Shapiro, David:Neurotic Styles. Basic Books, Inc. New York, London, 1965, 207 S., 5,50 Dollars.

Review by:
H. Stierlin

Die hier beschriebenen Stile betreffen Weisen des Denkens, der Wahrnehmung, der Gefühlserfahrung und der Aktivität. Als relativ konstante „pattern“ kennzeichnen sie die verschiedenen Neurosenformen. Man kann von einer Phänomenologie der Neurosen sprechen. Diese Phänomenologie hat jedoch wenig mit den bisher in Europa erschienenen Phänomenologien gemeinsam. An bestimmten formalen Kriterien orientiert, schließt sie wesentlich an drei Forschungsrichtungen an. Das sind erstens Gedanken, die Wilhelm Reich in seiner „Charakteranalyse“ niedergelegt hat. Zweitens fließen darin die Erkenntnisse der modernen Ich-Psychologie ein — insbesondere Hartmanns Konzept der sich konfliktfrei entwickelnden Ichapparate und Ichfunktionen. Drittens baut sie auf den Arbeiten von Ph. Holzmann, G. Klein und anderen Psychologen auf, die in den USA die sogenannten „cognitive styles“ (Erkenntnisstile oder besser Stile der Realitätsorientierung) beschrieben und erforscht haben.

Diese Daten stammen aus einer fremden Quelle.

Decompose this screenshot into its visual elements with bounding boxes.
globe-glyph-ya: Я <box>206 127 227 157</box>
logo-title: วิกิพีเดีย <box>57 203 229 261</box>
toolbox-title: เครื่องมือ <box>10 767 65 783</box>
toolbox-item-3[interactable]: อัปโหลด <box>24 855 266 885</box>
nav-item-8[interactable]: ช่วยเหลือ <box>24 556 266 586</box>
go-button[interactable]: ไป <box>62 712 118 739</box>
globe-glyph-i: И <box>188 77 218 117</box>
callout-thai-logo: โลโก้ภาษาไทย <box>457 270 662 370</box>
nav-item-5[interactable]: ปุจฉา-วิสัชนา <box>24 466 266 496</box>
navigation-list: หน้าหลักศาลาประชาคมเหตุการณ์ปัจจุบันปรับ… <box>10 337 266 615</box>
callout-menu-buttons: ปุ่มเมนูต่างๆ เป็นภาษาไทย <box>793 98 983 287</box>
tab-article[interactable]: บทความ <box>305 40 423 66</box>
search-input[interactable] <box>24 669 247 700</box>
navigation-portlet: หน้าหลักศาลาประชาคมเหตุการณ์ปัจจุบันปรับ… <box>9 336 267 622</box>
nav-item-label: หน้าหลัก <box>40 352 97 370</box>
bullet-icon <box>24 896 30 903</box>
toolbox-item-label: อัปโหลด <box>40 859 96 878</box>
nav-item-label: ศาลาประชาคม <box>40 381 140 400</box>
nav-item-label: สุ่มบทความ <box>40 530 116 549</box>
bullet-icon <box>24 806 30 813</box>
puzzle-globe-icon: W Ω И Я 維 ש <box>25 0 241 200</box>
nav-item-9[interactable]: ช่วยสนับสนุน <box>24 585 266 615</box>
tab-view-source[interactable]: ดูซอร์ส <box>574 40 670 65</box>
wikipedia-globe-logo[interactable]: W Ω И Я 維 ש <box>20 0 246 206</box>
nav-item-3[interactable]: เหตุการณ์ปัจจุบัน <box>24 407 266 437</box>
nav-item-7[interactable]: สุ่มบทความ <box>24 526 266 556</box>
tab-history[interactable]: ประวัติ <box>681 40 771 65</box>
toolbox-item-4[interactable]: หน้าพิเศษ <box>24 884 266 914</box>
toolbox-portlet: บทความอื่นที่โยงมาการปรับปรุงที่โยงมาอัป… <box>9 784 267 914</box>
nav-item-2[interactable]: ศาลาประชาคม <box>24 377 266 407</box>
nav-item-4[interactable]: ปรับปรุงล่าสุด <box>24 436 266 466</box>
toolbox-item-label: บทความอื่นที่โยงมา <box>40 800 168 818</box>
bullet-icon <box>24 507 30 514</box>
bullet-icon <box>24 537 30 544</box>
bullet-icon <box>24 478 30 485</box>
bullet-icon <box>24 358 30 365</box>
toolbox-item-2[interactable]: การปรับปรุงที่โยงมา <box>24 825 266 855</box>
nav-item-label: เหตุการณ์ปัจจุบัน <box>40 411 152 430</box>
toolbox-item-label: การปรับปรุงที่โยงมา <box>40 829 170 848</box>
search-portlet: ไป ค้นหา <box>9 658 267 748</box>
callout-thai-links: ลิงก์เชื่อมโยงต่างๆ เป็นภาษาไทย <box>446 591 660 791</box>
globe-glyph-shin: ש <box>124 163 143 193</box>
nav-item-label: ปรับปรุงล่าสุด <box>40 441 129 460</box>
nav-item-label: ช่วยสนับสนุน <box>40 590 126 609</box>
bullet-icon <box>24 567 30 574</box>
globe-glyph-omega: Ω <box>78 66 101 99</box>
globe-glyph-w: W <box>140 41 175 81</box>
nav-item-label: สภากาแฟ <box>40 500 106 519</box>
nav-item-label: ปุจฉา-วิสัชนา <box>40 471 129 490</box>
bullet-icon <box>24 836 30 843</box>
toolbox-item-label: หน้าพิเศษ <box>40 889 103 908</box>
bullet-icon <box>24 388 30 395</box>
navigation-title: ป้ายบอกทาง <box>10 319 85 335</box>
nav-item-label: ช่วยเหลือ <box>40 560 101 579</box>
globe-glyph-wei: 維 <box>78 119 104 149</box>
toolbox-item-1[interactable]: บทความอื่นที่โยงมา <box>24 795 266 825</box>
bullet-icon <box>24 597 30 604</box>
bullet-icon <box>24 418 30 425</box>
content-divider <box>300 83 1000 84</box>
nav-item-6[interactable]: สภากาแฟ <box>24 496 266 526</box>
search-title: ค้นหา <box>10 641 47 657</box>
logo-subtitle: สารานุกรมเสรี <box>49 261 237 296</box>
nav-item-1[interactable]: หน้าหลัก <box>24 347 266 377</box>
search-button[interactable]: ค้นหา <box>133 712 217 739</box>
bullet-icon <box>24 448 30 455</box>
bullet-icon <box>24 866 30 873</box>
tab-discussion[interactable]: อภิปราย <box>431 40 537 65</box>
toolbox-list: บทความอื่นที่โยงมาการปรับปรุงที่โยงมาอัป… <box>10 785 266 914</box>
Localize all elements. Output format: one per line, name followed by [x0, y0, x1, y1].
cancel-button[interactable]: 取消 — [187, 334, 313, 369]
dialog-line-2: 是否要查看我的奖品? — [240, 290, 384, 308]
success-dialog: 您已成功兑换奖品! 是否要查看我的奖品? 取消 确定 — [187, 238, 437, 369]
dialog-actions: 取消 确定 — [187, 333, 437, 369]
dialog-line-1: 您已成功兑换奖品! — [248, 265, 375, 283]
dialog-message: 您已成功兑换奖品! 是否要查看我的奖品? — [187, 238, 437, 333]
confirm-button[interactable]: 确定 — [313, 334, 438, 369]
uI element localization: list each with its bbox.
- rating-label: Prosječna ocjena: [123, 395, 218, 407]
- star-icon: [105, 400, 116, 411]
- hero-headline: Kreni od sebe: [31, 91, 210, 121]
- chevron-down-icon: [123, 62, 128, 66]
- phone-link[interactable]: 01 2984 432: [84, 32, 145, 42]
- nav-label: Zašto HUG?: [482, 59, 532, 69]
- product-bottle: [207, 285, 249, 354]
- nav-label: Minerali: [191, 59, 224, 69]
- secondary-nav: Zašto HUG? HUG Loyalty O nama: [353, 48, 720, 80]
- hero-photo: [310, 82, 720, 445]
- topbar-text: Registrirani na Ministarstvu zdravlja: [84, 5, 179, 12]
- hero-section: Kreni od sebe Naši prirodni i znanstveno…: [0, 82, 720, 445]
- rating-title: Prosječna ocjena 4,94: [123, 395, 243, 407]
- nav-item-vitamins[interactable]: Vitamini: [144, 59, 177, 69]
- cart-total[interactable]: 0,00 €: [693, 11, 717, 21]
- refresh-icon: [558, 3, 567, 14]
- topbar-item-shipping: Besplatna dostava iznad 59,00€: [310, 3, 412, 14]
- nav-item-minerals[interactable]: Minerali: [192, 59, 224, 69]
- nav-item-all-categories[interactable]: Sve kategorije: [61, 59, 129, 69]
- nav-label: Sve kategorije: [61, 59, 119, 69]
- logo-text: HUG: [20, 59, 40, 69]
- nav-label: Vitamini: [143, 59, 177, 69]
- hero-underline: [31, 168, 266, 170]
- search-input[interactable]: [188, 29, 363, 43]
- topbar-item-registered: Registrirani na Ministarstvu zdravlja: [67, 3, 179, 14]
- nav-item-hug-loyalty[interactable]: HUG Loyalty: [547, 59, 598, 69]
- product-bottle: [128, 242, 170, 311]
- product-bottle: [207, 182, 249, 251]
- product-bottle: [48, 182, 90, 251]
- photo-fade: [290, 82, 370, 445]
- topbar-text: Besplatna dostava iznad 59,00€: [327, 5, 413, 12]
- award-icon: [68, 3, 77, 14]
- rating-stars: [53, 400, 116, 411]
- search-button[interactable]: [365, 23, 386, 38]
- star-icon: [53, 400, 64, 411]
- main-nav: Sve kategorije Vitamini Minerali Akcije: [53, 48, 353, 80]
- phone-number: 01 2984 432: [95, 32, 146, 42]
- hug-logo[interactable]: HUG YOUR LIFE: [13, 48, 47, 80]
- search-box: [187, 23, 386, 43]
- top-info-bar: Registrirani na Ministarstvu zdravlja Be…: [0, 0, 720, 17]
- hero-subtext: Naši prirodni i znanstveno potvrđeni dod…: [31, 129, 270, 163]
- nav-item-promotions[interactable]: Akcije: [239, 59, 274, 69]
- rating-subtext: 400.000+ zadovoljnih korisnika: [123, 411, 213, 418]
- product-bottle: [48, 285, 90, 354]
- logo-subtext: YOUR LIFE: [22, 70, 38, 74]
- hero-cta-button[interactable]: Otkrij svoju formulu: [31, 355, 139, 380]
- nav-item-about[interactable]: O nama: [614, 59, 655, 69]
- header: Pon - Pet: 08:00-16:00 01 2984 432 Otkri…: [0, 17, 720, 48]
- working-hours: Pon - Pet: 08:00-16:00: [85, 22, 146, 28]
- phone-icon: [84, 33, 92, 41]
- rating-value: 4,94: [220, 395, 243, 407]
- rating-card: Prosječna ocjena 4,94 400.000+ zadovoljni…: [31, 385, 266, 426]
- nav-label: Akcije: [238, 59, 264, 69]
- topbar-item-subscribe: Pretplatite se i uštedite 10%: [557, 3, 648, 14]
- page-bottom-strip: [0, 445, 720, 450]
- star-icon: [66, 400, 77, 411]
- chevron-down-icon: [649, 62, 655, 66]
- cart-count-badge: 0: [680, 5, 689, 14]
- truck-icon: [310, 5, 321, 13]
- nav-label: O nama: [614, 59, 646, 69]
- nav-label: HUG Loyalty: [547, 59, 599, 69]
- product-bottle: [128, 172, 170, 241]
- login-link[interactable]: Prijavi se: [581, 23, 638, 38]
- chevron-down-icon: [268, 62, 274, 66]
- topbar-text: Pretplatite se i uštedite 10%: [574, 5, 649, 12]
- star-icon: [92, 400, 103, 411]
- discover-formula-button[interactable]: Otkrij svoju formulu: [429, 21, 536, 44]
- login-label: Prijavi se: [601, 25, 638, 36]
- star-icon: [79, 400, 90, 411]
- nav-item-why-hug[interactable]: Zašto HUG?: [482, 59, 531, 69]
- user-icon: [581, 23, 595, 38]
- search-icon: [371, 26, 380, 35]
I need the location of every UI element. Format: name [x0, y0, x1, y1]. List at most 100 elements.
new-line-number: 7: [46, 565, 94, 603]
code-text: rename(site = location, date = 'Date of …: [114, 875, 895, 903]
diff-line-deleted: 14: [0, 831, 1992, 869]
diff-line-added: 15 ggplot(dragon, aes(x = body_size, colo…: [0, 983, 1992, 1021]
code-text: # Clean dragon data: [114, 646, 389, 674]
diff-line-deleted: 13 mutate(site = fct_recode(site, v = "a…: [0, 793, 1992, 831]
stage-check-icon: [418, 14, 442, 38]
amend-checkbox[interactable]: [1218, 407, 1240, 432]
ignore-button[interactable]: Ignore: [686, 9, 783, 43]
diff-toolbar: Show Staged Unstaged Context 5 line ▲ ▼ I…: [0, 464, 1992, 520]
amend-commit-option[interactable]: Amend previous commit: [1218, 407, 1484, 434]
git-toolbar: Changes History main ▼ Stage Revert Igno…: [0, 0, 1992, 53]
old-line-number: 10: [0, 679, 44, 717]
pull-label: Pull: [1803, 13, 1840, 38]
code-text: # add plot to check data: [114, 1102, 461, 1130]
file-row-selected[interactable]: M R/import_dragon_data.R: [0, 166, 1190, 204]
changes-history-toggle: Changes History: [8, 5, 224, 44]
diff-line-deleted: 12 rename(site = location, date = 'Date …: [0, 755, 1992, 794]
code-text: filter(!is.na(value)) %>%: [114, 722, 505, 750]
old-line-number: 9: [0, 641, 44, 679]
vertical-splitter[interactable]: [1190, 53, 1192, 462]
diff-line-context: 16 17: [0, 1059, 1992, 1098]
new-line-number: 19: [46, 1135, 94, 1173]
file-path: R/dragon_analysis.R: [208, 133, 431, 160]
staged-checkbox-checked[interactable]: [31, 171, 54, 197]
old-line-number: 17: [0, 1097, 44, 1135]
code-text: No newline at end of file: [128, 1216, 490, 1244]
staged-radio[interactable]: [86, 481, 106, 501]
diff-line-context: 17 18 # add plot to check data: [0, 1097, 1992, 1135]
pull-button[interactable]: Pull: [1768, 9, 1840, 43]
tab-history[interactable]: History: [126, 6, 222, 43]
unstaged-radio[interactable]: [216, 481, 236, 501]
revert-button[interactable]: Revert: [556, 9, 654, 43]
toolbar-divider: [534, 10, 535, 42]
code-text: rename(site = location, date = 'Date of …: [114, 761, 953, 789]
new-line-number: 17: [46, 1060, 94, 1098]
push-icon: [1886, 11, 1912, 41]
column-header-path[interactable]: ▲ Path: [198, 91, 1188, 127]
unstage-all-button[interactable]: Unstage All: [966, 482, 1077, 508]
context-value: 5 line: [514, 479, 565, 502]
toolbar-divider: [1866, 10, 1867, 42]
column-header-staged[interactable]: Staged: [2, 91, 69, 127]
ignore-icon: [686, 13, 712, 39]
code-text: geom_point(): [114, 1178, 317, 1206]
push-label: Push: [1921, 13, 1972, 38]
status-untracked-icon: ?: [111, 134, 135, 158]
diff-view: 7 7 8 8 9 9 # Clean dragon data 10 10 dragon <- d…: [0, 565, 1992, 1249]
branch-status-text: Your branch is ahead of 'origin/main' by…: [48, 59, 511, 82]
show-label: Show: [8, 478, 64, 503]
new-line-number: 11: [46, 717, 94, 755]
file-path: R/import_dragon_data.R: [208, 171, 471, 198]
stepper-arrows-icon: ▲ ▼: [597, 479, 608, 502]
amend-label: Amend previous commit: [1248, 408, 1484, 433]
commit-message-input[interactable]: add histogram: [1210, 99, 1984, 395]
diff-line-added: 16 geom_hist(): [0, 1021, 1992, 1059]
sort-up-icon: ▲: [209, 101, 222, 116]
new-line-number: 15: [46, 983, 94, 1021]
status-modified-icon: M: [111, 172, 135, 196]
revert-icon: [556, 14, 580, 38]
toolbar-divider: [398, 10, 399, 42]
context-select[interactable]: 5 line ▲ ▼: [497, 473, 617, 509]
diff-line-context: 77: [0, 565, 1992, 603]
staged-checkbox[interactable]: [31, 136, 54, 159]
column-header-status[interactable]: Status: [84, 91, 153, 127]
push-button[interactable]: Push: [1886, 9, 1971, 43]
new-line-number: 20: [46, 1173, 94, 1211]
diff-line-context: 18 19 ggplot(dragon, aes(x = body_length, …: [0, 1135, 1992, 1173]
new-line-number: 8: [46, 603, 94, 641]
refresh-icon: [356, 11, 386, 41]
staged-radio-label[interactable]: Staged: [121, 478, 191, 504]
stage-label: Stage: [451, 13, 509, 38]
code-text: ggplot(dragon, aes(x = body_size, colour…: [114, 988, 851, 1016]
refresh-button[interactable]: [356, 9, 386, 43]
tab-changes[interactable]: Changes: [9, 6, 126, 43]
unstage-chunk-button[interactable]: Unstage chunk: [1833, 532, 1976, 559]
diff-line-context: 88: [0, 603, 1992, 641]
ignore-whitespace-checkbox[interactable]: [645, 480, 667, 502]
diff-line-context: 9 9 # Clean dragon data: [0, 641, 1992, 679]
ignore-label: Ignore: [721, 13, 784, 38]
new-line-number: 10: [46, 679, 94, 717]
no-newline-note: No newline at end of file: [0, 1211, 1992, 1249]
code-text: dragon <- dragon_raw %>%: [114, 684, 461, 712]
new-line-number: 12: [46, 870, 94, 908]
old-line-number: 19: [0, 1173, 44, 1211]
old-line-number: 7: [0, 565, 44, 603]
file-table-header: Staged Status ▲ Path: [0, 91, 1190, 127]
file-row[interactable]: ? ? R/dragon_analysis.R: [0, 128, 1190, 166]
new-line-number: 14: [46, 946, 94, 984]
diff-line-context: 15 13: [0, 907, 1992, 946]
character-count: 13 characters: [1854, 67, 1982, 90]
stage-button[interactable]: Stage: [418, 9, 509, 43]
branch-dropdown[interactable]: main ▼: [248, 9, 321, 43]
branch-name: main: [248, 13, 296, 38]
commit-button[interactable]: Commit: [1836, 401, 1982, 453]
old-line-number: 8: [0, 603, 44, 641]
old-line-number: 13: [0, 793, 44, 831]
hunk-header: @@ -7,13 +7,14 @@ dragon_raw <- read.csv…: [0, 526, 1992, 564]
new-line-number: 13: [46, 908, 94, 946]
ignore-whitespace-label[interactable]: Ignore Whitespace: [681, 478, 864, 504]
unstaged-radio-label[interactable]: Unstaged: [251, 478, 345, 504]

Ganz wesentlich kommen jedoch in dem Buch Ideen und Beobachtungen zum Ausdruck, die David Shapiro selbst in den letzten zehn Jahren gewonnen hat. Shapiro war, zusammen mit H. Erikson und D. Rapaport, psychotherapeutischer Mitarbeiter am Austin Riggs Center in Stockbridge/Massaschusetts. In den letzten fünf Jahren arbeitete er in eigener Praxis. Viele der hier beschriebenen Erfahrungen verdankt er seiner Beschäftigung mit Rorschach-Tests.